Gallardo has been in a vegetative state since a truck hit her while she exited a school bus in 2008. On her behalf, Gallardo’s parents won an $800,000 settlement after suing the truck’s owner and driver, as well as the school board. More than $35,000 of the settlement was earmarked to the state for medical expenses incurred prior to the settlement.

Florida argued it should receive $300,000 for medical treatments Medicaid covered before and after the settlement, based on a state law that entitles Florida to such funds. Under that statute, the state may claim up to half of a Medicaid beneficiary’s award, after 25% is deducted for legal expenses, to pay for all related medical costs.

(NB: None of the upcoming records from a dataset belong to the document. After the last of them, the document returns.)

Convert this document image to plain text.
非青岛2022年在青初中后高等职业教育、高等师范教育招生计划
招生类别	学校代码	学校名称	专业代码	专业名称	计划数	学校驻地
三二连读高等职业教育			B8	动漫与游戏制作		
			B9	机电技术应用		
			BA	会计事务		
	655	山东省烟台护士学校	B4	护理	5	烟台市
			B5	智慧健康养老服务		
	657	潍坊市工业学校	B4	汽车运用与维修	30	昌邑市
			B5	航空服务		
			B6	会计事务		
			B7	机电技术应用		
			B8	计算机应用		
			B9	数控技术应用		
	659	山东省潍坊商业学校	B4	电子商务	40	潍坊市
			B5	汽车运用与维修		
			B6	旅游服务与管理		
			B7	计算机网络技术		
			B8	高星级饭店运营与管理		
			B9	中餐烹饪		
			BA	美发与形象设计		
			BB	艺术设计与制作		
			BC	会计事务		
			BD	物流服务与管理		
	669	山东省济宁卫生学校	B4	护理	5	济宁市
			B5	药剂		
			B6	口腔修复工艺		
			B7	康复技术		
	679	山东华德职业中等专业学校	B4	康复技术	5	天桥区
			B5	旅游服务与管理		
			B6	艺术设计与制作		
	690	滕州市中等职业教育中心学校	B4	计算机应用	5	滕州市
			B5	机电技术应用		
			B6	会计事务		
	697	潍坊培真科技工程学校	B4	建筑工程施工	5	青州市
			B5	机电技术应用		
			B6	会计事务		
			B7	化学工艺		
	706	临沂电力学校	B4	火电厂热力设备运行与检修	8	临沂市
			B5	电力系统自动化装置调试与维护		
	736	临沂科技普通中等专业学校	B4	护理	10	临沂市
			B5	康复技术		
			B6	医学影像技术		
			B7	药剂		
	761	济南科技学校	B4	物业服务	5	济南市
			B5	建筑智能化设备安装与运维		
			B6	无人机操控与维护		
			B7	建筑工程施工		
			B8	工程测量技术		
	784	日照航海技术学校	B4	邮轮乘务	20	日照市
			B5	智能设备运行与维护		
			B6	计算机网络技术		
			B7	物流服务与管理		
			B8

A U.S. district judge decided in favor of the Gallardo family, ruling that Medicaid should only be able to recover settlement funds related to medical expenses that predated the settlement award. The Florida Supreme Court also sided with the Gallardos. But the U.S. Court of Appeals for the 11th Circuit reversed the decision, and the U.S. Supreme Court upheld that judgment.

Even though Medicaid programs generally can’t seek reimbursement through possession of beneficiaries’ property due to an anti-lien policy, enrollees give states their rights to payment for medical care from third parties, including via private settlements.

“The relevant distinction is thus ‘between medical and nonmedical expenses…not between past expenses Medicaid has paid and future expenses it has not,” the Supreme Court opinion says.

Sotomayor and Breyer disagreed that the exception to the Medicaid anti-lien policy includes all medical expenses.

“The court’s holding is inconsistent with the structure of the Medicaid program and will cause needless unfairness and disruption,” Sotomayor wrote in dissent.

If a patient’s financial situation changes and they become able to pay for their medical bills, that person doesn’t have to repay Medicaid for previous expenses, Sotomayor wrote. “Congress may wish to intercede to address any disruption that ensues from today’s decision, but under a proper reading of the [Medicare and Medicaid Act of 1965], such intervention would have been unnecessary.”